Abstract:
Background: The first step in understanding ecological community diversity and
dynamics is quantifying community membership. An increasingly common method
for doing so is through metagenomics. Because of the rapidly increasing popularity
of this approach, a large number of computational tools and pipelines are available
for analysing metagenomic data. However, the majority of these tools have been
designed and benchmarked using highly accurate short read data (i.e. Illumina), with
few studies benchmarking classification accuracy for long error-prone reads (PacBio
or Oxford Nanopore). In addition, few tools have been benchmarked for nonmicrobial communities.

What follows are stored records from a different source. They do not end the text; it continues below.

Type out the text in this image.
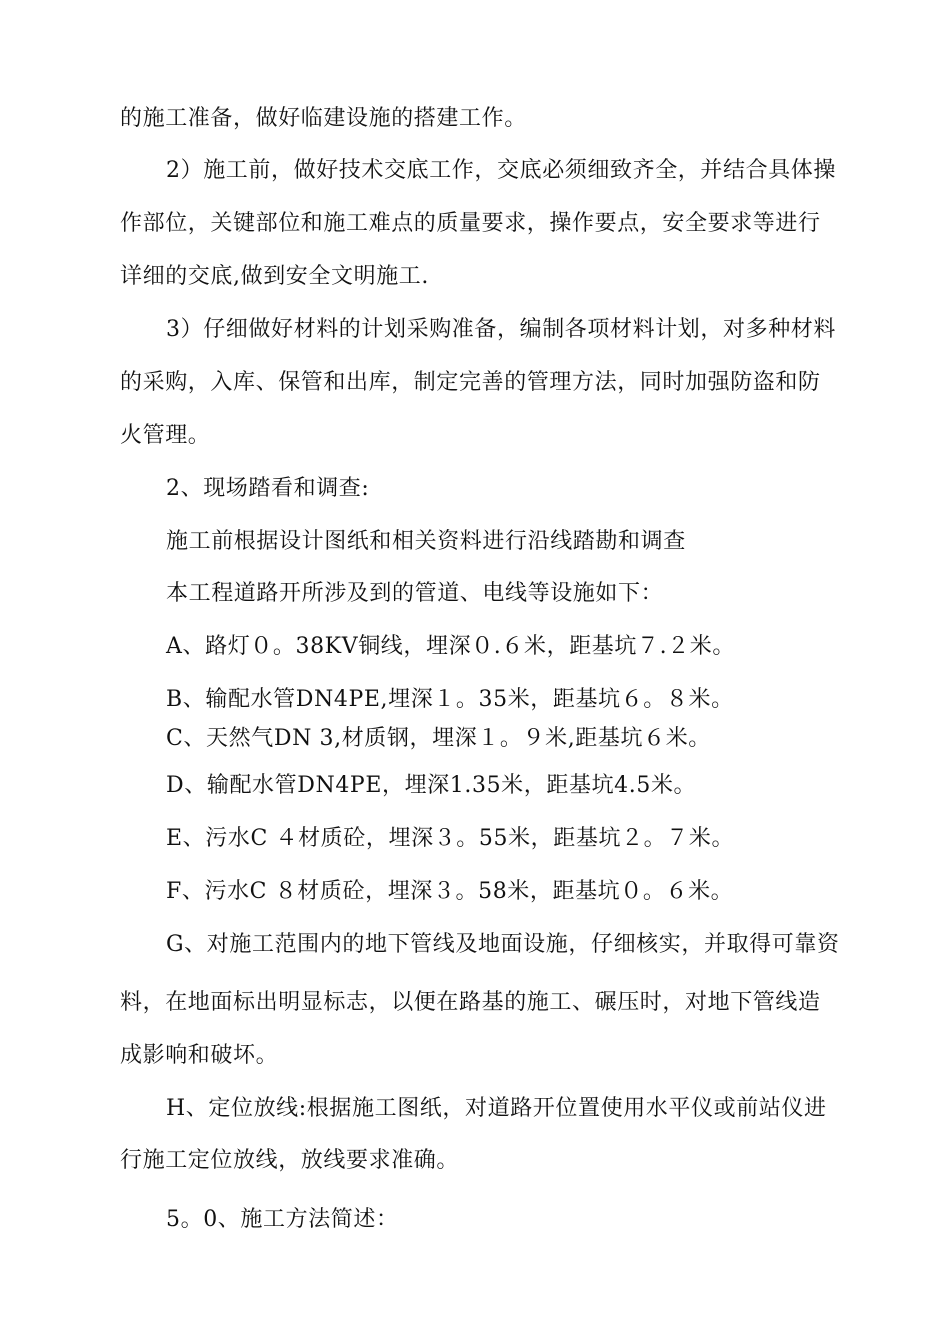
的施工准备，做好临建设施的搭建工作。
2）施工前，做好技术交底工作，交底必须细致齐全，并结合具体操
作部位，关键部位和施工难点的质量要求，操作要点，安全要求等进行
详细的交底,做到安全文明施工.
3）仔细做好材料的计划采购准备，编制各项材料计划，对多种材料
的采购，入库、保管和出库，制定完善的管理方法，同时加强防盗和防
火管理。
2、现场踏看和调查:
施工前根据设计图纸和相关资料进行沿线踏勘和调查
本工程道路开所涉及到的管道、电线等设施如下：
A、路灯０。38KV铜线，埋深０.６米，距基坑７.２米。
B、输配水管DN4PE,埋深１。35米，距基坑６。８米。
C、天然气DN 3,材质钢，埋深１。９米,距基坑６米。
D、输配水管DN4PE，埋深1.35米，距基坑4.5米。
E、污水C ４材质砼，埋深３。55米，距基坑２。７米。
F、污水C ８材质砼，埋深３。58米，距基坑０。６米。
G、对施工范围内的地下管线及地面设施，仔细核实，并取得可靠资
料，在地面标出明显标志，以便在路基的施工、碾压时，对地下管线造
成影响和破坏。
H、定位放线:根据施工图纸，对道路开位置使用水平仪或前站仪进
行施工定位放线，放线要求准确。
5。0、施工方法简述：
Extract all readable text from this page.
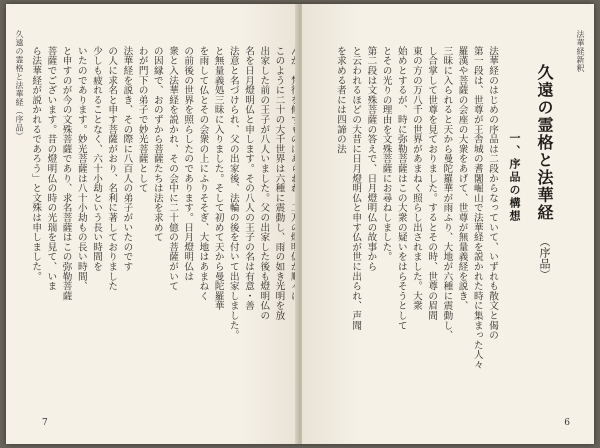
久遠の霊格と法華経（序品）	このように二十の大千世界は六種に震動し、雨の如き光明を放
出家した前の王子が八人いました。父の出家した後も燈明仏の
名を日月燈明仏と申します。その八人の王子の名は有意・善
法意と名づけられ、父の出家後、法輪の後を付いて出家しました。
と無量義処三昧に入りました。そして初めて天から曼陀羅華
を雨して仏とその会衆の上にふりそそぎ、大地はあまねく
の前後の世界を照らしたのであります。日月燈明仏は
衆と入法華経を説かれ、その会中に二十億の菩薩がいて
の因縁で、おのずから菩薩たちは法を求めて
わが門下の弟子で妙光菩薩として
法華経を説き、その際に八百人の弟子がいたのです
の人に求名と申す菩薩がおり、名利に著しておりました
少しも疲れることなく、六十小劫という長い時間を
いたのであります。妙光菩薩は八十小劫もの長い時間、
と申すのが今の文殊菩薩であり、求名菩薩はこの弥勒菩薩
菩薩でございます。昔の燈明仏の時の光瑞を見て、いま
ら法華経が説かれるであろう」と文殊は申しました。
7
法華経新釈
久遠の霊格と法華経
（序品）
一、序品の構想
法華経のはじめの序品は二段からなっていて、いずれも散文と偈の
第一段は、世尊が王舎城の耆闍崛山で法華経を説かれた時に集まった人々
羅漢や菩薩の会座の大衆をあげて、世尊が無量義経を説き、
三昧に入られると天から曼陀羅華が雨ふり、大地が六種に震動し、
し合掌して世尊を見ておりました。するとその時、世尊の眉間
東の方の万八千の世界があまねく照らし出されました。大衆
始めとするが、時に弥勒菩薩はこの大衆の疑いをはらそうとして
とその光りの理由を文殊菩薩にお尋ねしました。
第二段は文殊菩薩の答えで、日月燈明仏の故事から
と云われるほどの大昔に日月燈明仏と申す仏が世に出られ、声聞
を求める者には四諦の法
6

Results: Here we compare simulated long reads from Oxford Nanopore and Pacific
Biosciences (PacBio) with high accuracy Illumina read sets to systematically investigate
the effects of sequence length and taxon type on classification accuracy for
metagenomic data from both microbial and non-microbial communities. We show that
very generally, classification accuracy is far lower for non-microbial communities, even
at low taxonomic resolution (e.g. family rather than genus). We then show that for two
popular taxonomic classifiers, long reads can significantly increase classification
accuracy, and this is most pronounced for non-microbial communities.
Conclusions: This work provides insight on the expected accuracy for metagenomic
analyses for different taxonomic groups, and establishes the point at which read
length becomes more important than error rate for assigning the correct taxon.